Each input with one feature is multiplied by 20 weights (\(W_{ih}\), one for each RNN layer. The hidden state consists of 20 features and is processed by a (20, 20) size weight matrix \(W_{hh}\). The final output vector \(y\) is generated by separate layer(s), here model.fc1 and model.fc2, where the latter outputs the predicted next time point.
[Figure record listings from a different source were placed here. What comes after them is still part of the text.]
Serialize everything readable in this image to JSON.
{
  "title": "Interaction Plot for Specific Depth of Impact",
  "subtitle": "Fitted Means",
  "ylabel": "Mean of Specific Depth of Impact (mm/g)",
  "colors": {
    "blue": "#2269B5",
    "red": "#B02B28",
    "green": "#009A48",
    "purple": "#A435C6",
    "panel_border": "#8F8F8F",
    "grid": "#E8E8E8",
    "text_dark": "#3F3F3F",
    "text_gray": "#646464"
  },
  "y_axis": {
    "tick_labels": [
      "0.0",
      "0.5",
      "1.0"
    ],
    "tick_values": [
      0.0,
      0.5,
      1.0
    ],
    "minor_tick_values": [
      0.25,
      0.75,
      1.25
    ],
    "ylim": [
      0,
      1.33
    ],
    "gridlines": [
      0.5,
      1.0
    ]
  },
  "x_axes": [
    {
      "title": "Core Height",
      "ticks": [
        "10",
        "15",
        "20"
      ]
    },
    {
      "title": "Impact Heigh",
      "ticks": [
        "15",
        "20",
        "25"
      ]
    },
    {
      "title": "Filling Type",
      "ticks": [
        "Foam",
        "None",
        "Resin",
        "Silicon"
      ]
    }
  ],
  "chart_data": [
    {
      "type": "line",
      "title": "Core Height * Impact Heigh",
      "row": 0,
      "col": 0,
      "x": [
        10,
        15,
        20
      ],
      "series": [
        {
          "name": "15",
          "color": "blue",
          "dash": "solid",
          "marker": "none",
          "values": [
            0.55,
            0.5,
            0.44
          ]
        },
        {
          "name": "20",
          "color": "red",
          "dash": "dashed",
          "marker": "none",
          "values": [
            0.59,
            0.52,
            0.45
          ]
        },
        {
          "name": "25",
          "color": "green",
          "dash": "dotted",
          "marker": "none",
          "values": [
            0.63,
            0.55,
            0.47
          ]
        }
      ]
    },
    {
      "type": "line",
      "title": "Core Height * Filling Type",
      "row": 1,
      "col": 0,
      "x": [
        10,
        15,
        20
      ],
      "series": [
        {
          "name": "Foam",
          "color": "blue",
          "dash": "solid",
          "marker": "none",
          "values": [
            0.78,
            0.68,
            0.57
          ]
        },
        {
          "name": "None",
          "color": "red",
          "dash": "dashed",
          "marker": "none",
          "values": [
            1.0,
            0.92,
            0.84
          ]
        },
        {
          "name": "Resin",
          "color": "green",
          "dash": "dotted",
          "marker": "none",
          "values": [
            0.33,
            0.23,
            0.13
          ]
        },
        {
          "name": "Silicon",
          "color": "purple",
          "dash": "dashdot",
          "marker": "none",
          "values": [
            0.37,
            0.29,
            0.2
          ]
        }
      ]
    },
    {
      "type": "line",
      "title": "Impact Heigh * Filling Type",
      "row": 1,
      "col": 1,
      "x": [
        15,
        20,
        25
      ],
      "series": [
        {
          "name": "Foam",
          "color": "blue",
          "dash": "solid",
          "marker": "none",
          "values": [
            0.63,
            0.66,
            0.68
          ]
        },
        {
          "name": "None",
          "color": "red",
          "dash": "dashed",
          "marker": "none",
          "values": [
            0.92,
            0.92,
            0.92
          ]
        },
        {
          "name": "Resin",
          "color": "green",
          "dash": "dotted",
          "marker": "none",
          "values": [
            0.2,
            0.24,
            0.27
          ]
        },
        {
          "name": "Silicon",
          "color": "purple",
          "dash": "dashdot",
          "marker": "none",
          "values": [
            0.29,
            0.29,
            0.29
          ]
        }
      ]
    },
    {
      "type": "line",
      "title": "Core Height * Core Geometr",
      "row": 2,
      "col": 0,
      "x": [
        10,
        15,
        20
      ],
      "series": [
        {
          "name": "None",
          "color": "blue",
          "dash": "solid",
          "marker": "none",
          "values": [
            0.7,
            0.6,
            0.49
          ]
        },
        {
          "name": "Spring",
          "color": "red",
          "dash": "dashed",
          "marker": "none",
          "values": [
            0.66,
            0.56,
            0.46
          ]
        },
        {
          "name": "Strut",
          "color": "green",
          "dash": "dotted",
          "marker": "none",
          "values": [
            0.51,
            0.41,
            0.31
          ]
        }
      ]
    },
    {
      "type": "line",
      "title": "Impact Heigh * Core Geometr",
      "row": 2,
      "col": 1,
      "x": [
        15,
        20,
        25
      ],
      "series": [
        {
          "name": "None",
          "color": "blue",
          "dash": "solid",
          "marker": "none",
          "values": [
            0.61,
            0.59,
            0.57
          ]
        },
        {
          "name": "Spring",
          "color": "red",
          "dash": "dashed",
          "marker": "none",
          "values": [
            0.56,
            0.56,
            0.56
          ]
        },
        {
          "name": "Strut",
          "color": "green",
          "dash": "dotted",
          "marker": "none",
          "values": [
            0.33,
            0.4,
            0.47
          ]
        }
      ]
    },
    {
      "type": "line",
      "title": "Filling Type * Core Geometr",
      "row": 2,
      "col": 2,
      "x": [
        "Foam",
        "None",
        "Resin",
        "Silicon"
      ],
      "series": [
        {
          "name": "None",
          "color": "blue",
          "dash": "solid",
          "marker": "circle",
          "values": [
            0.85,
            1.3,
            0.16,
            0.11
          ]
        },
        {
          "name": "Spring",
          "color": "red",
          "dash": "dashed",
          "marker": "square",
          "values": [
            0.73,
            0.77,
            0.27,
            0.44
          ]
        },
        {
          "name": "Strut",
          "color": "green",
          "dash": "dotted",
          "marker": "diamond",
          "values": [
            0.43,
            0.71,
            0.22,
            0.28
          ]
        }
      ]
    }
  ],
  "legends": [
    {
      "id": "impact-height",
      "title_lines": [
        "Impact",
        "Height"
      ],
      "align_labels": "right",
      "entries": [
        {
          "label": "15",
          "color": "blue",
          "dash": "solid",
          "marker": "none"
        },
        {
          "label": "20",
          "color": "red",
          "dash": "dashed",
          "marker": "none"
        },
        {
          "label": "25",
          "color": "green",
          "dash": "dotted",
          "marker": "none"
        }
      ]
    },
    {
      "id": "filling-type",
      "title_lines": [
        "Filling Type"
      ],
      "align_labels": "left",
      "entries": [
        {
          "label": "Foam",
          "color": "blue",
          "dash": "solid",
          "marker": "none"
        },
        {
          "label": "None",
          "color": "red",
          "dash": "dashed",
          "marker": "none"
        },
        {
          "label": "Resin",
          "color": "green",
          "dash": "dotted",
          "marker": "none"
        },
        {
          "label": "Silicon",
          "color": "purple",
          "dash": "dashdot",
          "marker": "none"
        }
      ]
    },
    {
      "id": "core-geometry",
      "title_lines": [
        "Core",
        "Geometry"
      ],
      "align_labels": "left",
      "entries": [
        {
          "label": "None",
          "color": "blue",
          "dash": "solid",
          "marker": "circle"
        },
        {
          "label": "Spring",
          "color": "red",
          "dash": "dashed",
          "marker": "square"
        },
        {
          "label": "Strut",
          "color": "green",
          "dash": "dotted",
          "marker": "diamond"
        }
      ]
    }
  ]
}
Session 2: LSTM (and optionally GRU)

Building on session 1, analyse the data set using LSTM layers. Here is a tentative model setup to get you started. Here you could try using multiple layers, in which case you need to return the sequences for all but the last layer (cf Stacked Long Short-Term Memory Networks). If you have time, you can also try out the GRU layers for comparison. Do you notice any difference?

Code
class AirlineLSTM(...):
    def __init__(...):
        # Add LSTM layer(s) and 1-2 Linear layers
Code
# source_hidden
# Suggested solution: simple LSTM model
class AirlineLSTM(nn.Module):
    def __init__(self, hidden_size=20, output_size=8, num_layers=2):
        super().__init__()
        self.lstm = nn.LSTM(
            input_size=1,
            hidden_size=hidden_size,
            num_layers=num_layers,
            batch_first=True,
        )
        self.fc1 = nn.Linear(hidden_size, output_size)
        self.fc2 = nn.Linear(output_size, 1)

    def forward(self, x):
        lstm_out, hidden = self.lstm(x)
        # lstm_out shape: (batch_size, time_steps, hidden_size)
        # For multiple-layer LSTM, take the last timestep output
        lstm_out = lstm_out[:, -1, :]  # Select final timestep
        x = self.fc1(lstm_out)
        return self.fc2(x)

    def predict(self, x):
        self.eval()
        with torch.no_grad():
            return self(x)

Once you’re satisfied, initialize the model, choose loss function and optimizer and train.

Code
model = AirlineLSTM()
model.to(device)
Code
# source_hidden
# Solution: loss function
loss_fn = nn.MSELoss()
Code
# source_hidden
# Solution: loss function
optimizer = torch.optim.Adam(model.parameters(), lr=0.001)
Code
epochs = 200
epoch_loginterval = 10
# Dictionary to store validation metrics; use same keys as Keras
metrics = {'accuracy': [], 'loss': [], 'val_accuracy': [], 'val_loss': []}
for t in range(epochs):
    if (t+1) % epoch_loginterval == 0:
        print(f"Epoch {t+1}/{epochs}\n-------------------------------")
    loss = train_loop(train_dataloader, model, loss_fn, optimizer, device)
    metrics["loss"].append(loss)
    if t % epoch_loginterval == 0:
        print(f"  Train: Loss: {loss:.4f}")
    val_loss = test_loop(test_dataloader, model, loss_fn, device)
    metrics["val_loss"].append(val_loss)
    if t % epoch_loginterval == 0:
        print(f"  Test: Val loss: {val_loss:>8f}")
print("Done!")
Code
plot_loss(metrics)
Code
plot_pred(train, test, model)

Recall that the default setting for time steps is 12. If you increase this number, you would look further back in time, which in principle should play to the strength of LSTMs. Note that this need not necessarily lead to better predictions though.

Resources

The airplanes dataset is a commonly used example to introduce time series forecasting with Recurrent Neural Networks, and there are numerous blog posts on the topic. There is also a library called Darts that is dedicated to time series analyses in Python. On the Darts website you can find a worked example that highlights some additional aspects of time series forecasting, such as making use of the known covariates month and year.